More than two billion fewer cigarettes were smoked and 400,000 people quit the habit since the ban was introduced a year ago, which researchers say will prevent 40,000 deaths over the next 10 years.
After a prolonged political battle that split the Government and inflamed critics of Britain as a nanny state, longer term opposition to the ban never materialised with more than three out of four people supporting the law, and compliance has been virtually 100 per cent.
Doctors said they were astonished by the numbers quitting. Robert West, director of tobacco studies at the Health Behaviour Research Unit, University College London, who carried out the study, said: "These figures show the largest fall in the number of smokers on record. The effect has been as large in all social groups – poor as well as rich. I never expected such a dramatic impact.

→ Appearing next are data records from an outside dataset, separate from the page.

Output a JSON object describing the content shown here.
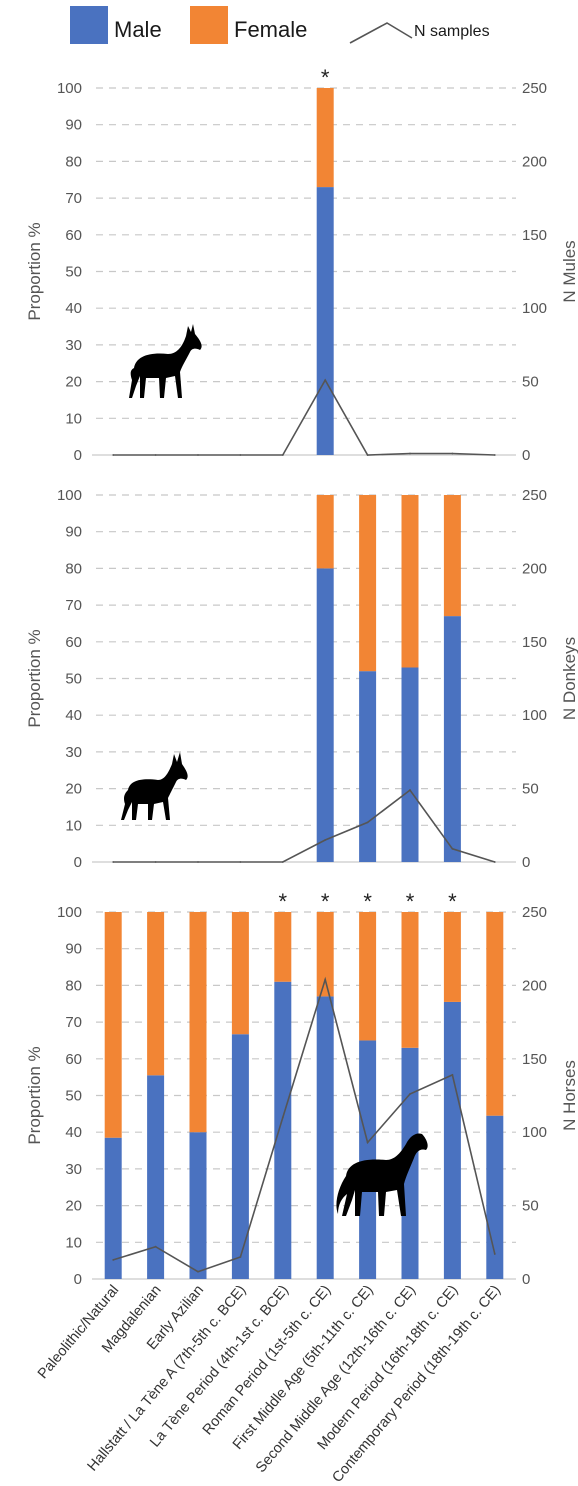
{
  "legend": {
    "male": "Male",
    "female": "Female",
    "n_samples": "N samples"
  },
  "colors": {
    "male": "#4a72c0",
    "female": "#f28534",
    "n_line": "#555555",
    "grid": "#c8c8c8",
    "silhouette": "#000000"
  },
  "icons": [
    "mule-silhouette-icon",
    "donkey-silhouette-icon",
    "horse-silhouette-icon"
  ],
  "chart_data": [
    {
      "type": "bar",
      "stacked": true,
      "panel": "mules",
      "ylabel": "Proportion %",
      "y2label": "N Mules",
      "ylim": [
        0,
        100
      ],
      "y2lim": [
        0,
        250
      ],
      "yticks": [
        0,
        10,
        20,
        30,
        40,
        50,
        60,
        70,
        80,
        90,
        100
      ],
      "y2ticks": [
        0,
        50,
        100,
        150,
        200,
        250
      ],
      "grid": true,
      "categories": [
        "Paleolithic/Natural",
        "Magdalenian",
        "Early Azilian",
        "Hallstatt / La Tène A (7th-5th c. BCE)",
        "La Tène Period (4th-1st c. BCE)",
        "Roman Period (1st-5th c. CE)",
        "First Middle Age (5th-11th c. CE)",
        "Second Middle Age (12th-16th c. CE)",
        "Modern Period (16th-18th c. CE)",
        "Contemporary Period (18th-19th c. CE)"
      ],
      "series": [
        {
          "name": "Male",
          "values": [
            null,
            null,
            null,
            null,
            null,
            73,
            null,
            null,
            null,
            null
          ]
        },
        {
          "name": "Female",
          "values": [
            null,
            null,
            null,
            null,
            null,
            27,
            null,
            null,
            null,
            null
          ]
        },
        {
          "name": "N samples",
          "axis": "right",
          "values": [
            0,
            0,
            0,
            0,
            0,
            51,
            0,
            1,
            1,
            0
          ]
        }
      ],
      "significant": [
        false,
        false,
        false,
        false,
        false,
        true,
        false,
        false,
        false,
        false
      ],
      "annotation": "*"
    },
    {
      "type": "bar",
      "stacked": true,
      "panel": "donkeys",
      "ylabel": "Proportion %",
      "y2label": "N Donkeys",
      "ylim": [
        0,
        100
      ],
      "y2lim": [
        0,
        250
      ],
      "yticks": [
        0,
        10,
        20,
        30,
        40,
        50,
        60,
        70,
        80,
        90,
        100
      ],
      "y2ticks": [
        0,
        50,
        100,
        150,
        200,
        250
      ],
      "grid": true,
      "categories": [
        "Paleolithic/Natural",
        "Magdalenian",
        "Early Azilian",
        "Hallstatt / La Tène A (7th-5th c. BCE)",
        "La Tène Period (4th-1st c. BCE)",
        "Roman Period (1st-5th c. CE)",
        "First Middle Age (5th-11th c. CE)",
        "Second Middle Age (12th-16th c. CE)",
        "Modern Period (16th-18th c. CE)",
        "Contemporary Period (18th-19th c. CE)"
      ],
      "series": [
        {
          "name": "Male",
          "values": [
            null,
            null,
            null,
            null,
            null,
            80,
            52,
            53,
            67,
            null
          ]
        },
        {
          "name": "Female",
          "values": [
            null,
            null,
            null,
            null,
            null,
            20,
            48,
            47,
            33,
            null
          ]
        },
        {
          "name": "N samples",
          "axis": "right",
          "values": [
            0,
            0,
            0,
            0,
            0,
            15,
            27,
            49,
            9,
            0
          ]
        }
      ],
      "significant": [
        false,
        false,
        false,
        false,
        false,
        false,
        false,
        false,
        false,
        false
      ],
      "annotation": "*"
    },
    {
      "type": "bar",
      "stacked": true,
      "panel": "horses",
      "ylabel": "Proportion %",
      "y2label": "N Horses",
      "ylim": [
        0,
        100
      ],
      "y2lim": [
        0,
        250
      ],
      "yticks": [
        0,
        10,
        20,
        30,
        40,
        50,
        60,
        70,
        80,
        90,
        100
      ],
      "y2ticks": [
        0,
        50,
        100,
        150,
        200,
        250
      ],
      "grid": true,
      "categories": [
        "Paleolithic/Natural",
        "Magdalenian",
        "Early Azilian",
        "Hallstatt / La Tène A (7th-5th c. BCE)",
        "La Tène Period (4th-1st c. BCE)",
        "Roman Period (1st-5th c. CE)",
        "First Middle Age (5th-11th c. CE)",
        "Second Middle Age (12th-16th c. CE)",
        "Modern Period (16th-18th c. CE)",
        "Contemporary Period (18th-19th c. CE)"
      ],
      "series": [
        {
          "name": "Male",
          "values": [
            38.5,
            55.5,
            40,
            66.7,
            81,
            77,
            65,
            63,
            75.5,
            44.5
          ]
        },
        {
          "name": "Female",
          "values": [
            61.5,
            44.5,
            60,
            33.3,
            19,
            23,
            35,
            37,
            24.5,
            55.5
          ]
        },
        {
          "name": "N samples",
          "axis": "right",
          "values": [
            13,
            22,
            5,
            15,
            110,
            204,
            93,
            126,
            139,
            17
          ]
        }
      ],
      "significant": [
        false,
        false,
        false,
        false,
        true,
        true,
        true,
        true,
        true,
        false
      ],
      "annotation": "*"
    }
  ]
}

There was no guarantee that smoking rates would not start to rise again, after falling, and it was crucial to maintain the downward pressure," Professor West said. Currently around 22 per cent of the adult population smoke in Britain.
"If the Department of Health can keep up the momentum this has created, there is a realistic prospect of achieving a target of less than 15 per cent of the population smoking within 10 years," he said.

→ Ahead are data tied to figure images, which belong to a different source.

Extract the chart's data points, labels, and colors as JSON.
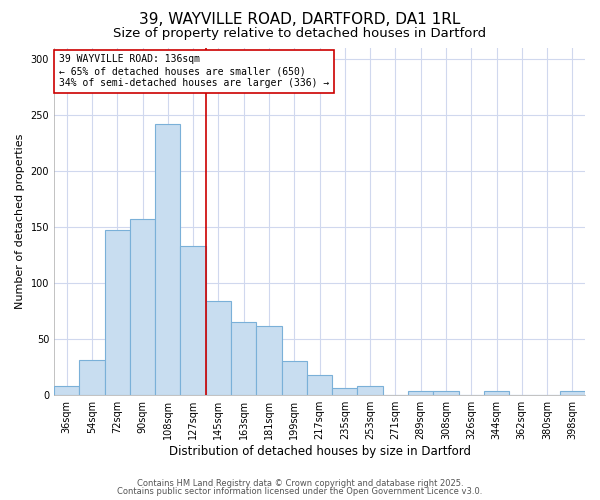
{
  "title": "39, WAYVILLE ROAD, DARTFORD, DA1 1RL",
  "subtitle": "Size of property relative to detached houses in Dartford",
  "xlabel": "Distribution of detached houses by size in Dartford",
  "ylabel": "Number of detached properties",
  "bar_labels": [
    "36sqm",
    "54sqm",
    "72sqm",
    "90sqm",
    "108sqm",
    "127sqm",
    "145sqm",
    "163sqm",
    "181sqm",
    "199sqm",
    "217sqm",
    "235sqm",
    "253sqm",
    "271sqm",
    "289sqm",
    "308sqm",
    "326sqm",
    "344sqm",
    "362sqm",
    "380sqm",
    "398sqm"
  ],
  "bar_values": [
    8,
    31,
    147,
    157,
    242,
    133,
    84,
    65,
    61,
    30,
    18,
    6,
    8,
    0,
    3,
    3,
    0,
    3,
    0,
    0,
    3
  ],
  "bar_color": "#c8ddf0",
  "bar_edge_color": "#7ab0d8",
  "vline_x": 5.5,
  "vline_color": "#cc0000",
  "annotation_text": "39 WAYVILLE ROAD: 136sqm\n← 65% of detached houses are smaller (650)\n34% of semi-detached houses are larger (336) →",
  "annotation_box_color": "white",
  "annotation_box_edge_color": "#cc0000",
  "ylim": [
    0,
    310
  ],
  "yticks": [
    0,
    50,
    100,
    150,
    200,
    250,
    300
  ],
  "background_color": "#ffffff",
  "axes_background": "#ffffff",
  "grid_color": "#d0d8ee",
  "footer1": "Contains HM Land Registry data © Crown copyright and database right 2025.",
  "footer2": "Contains public sector information licensed under the Open Government Licence v3.0.",
  "title_fontsize": 11,
  "subtitle_fontsize": 9.5,
  "xlabel_fontsize": 8.5,
  "ylabel_fontsize": 8,
  "tick_fontsize": 7,
  "annotation_fontsize": 7,
  "footer_fontsize": 6
}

The survey of 32,000 people in England interviewed before and after the ban took effect found the decline in smoking had accelerated. In the nine months before the ban it fell 1.6 per cent compared with 5.5 per cent in the nine months after the ban. Researchers estimate on the basis of these figures that 400,000 people quit smoking as a result of the ban.
Jean King, Cancer Research UK's director of tobacco control, said: "The smokefree law was introduced to protect the health of workers from the harmful effects of secondhand smoke. The results show it has also encouraged smokers to quit. We must do everything possible to continue this success – we now need a national tobacco control plan for the next five years."
Cigarette sales fell by 6 per cent in the past year, according to the market research company, Neilson. In the 10 months from July 2007 to the end of April 2008, 1.93 billion fewer cigarettes were sold in England and 220,000 fewer in Scotland (where the smoking ban was introduced a year earlier), equivalent to a total decline in sales over the full year of 2.6 billion.
Jake Shepherd, the marketing director at Neilson, said smoking had been hit by a triple whammy, which accounted for the dramatic effect.
Proposals to restrict the sale of cigarettes by removing them from display and a ban on vending machines are under consideration by the Government. The anti-smoking pressure group ASH said that further action was necessary to curb smoking by young people.
Deborah Arnott, the director of ASH, said: "The smokefree legislation has been a fantastic success and is hugely popular. But what it also shows is a hunger for more action.
"There is still much more that needs to be done. The Government should focus on measures to shield children from tobacco industry marketing while parents and carers can do much more to protect children from exposure to secondhand smoke."
A survey of 1,000 people with lung conditions by the British Lung Foundation found more than half said they had suffered fewer attacks of breathlessness from exposure to smokers in pubs and restaurants, and more than a third said it had helped keep them out of hospital.